Reviews

Happy Days

Editorial Staff

Editorial Staff

| London's West End |

19 November 2003

Happy Days is a bold move by Felicity Kendal.

Not only has she fled this cosy world, but she’s plumped for a truly demanding role – and one that’s a huge departure from the flighty, middle-class woman that Kendal has made her speciality to date. As Winnie in Samuel Beckett‘s 80-minute near-monologue (her husband Willie has a few lines), she, famously, must spend the first part of the play buried up to her waist in earth and the second buried up to her neck, acting entirely by facial contortions.

What makes Kendal’s move doubly bold is that she’s stepping into the earthy hole that several great actresses have vacated. While, most notably, there was Beckett’s muse Billie Whitelaw in a version that was later filmed, many others have taken on the daunting challenge of the eternal optimist attempting to face down life’s daily vicissitudes.

In Peter Hall‘s new production, Kendal certainly rises to the challenge. From the start, she throws everything into the role. Her body jerks and twitches like a trapped sparrow as she fusses and fiddles with her handbag. Finding her Irish accent sounds a bit more of a struggle – she starts brightly, but it’s not long before we’re into that familiar husky Home Counties voice again.

In truth though, Kendal’s is a pretty good crack at the part. She makes an effective Winnie and, in a way, her inherent middle-class niceness makes her situation all the more poignant. Unfortunately, I found Hall’s direction far too heavy-handed, strangely so. This after all, is the director who staged the very first British Godot (at the same theatre, no less) and one whom, you’d think, would be strongly sympathetic to Beckett.

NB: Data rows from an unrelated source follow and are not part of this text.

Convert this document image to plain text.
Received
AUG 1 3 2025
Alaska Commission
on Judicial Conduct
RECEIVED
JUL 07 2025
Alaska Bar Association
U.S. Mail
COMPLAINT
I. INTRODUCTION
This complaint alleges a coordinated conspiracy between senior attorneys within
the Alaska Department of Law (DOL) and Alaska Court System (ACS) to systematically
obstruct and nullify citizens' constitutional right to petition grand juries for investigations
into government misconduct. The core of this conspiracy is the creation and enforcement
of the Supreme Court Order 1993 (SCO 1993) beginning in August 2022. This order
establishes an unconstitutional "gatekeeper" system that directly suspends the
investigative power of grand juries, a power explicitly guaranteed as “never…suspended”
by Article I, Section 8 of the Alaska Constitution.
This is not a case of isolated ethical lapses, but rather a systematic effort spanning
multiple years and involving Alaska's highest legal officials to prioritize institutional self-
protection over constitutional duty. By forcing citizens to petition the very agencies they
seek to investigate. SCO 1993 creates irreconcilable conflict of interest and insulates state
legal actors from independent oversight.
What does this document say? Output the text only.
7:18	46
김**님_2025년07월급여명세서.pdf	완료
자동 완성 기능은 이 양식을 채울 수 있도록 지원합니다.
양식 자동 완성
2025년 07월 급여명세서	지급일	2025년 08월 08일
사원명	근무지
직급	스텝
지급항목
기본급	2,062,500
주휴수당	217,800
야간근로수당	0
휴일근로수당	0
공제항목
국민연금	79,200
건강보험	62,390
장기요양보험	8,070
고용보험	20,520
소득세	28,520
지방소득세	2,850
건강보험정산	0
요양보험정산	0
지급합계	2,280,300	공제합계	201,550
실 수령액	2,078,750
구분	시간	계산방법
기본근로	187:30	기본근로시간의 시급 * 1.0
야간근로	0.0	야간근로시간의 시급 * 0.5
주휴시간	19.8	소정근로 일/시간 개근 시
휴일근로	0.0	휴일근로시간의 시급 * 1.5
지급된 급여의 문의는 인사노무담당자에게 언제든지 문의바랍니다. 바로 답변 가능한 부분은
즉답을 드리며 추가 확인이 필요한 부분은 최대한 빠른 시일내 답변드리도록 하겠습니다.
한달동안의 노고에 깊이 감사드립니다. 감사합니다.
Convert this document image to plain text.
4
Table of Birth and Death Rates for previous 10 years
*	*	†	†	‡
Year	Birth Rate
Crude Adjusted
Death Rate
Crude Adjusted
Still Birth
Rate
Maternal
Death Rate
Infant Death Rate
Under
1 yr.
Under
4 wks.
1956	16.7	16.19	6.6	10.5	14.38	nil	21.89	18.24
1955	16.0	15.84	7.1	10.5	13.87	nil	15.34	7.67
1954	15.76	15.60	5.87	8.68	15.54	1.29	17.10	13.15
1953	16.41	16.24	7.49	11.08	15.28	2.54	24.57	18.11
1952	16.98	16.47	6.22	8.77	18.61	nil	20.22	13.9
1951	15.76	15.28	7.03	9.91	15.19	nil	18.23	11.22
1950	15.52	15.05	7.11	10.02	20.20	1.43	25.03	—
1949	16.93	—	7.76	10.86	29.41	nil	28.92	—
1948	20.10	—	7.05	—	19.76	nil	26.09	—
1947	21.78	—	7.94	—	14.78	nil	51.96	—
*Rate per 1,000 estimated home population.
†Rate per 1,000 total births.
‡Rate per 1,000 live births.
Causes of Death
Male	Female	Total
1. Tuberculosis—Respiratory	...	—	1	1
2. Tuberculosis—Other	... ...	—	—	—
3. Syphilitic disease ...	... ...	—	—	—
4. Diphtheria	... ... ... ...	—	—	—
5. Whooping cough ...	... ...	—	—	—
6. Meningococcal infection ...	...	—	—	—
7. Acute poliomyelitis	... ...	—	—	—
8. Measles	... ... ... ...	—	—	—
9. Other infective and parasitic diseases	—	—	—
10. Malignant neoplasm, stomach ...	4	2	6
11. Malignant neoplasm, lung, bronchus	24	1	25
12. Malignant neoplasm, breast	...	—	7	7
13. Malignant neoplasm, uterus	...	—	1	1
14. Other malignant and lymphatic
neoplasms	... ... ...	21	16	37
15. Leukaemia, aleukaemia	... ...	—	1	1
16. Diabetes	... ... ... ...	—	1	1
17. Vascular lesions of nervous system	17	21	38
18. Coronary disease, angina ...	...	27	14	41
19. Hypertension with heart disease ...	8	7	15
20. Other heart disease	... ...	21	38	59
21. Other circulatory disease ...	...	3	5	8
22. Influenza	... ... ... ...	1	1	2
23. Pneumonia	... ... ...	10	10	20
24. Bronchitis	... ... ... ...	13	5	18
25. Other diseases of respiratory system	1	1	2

In his own diaries, Hall remarks on the humour of Happy Days. Pity that this production seems determined to strip out the lightness and the jokes that suffuse all of Beckett’s plays. We laugh (or should laugh) at Winnie as she gibbers and chatters and fiddles with objects in an attempt to fill up the day. She sputters out ‘unforgettable’ quotes -promptly forgets them and is seemingly indifferent to the plight of her immobility. This can be very funny.

But Hall’s production is taken at a furious pace, losing the musical cadences of Beckett’s prose. Words spout from Winnie’s mouth but are given little time to impinge on our consciousness before she’s off again.

Still, Hall does succeed in revealing the deep-lying sadness of the text. The final moments of the play – with Winnie blissfully singing the Merry Widow waltz while Willie (Col Farrell) attempts the Sisyphean task of clambering up the set – leave an indelible impression. And our last glimpse – of Winnie’s head, lying on the scorched earth of Lucy Hall‘s uniquely arresting tilted spiral of a set, in the fixed rictus of a ventriloquist’s dummy – is one of the most arresting images of the year.

Full marks for the Peter Hall Company for bringing this undoubted masterpiece to the West End. In a world dominated by second-rate musicals, this a salutary reminder that there’s still room for plays that say something profound about the human spirit.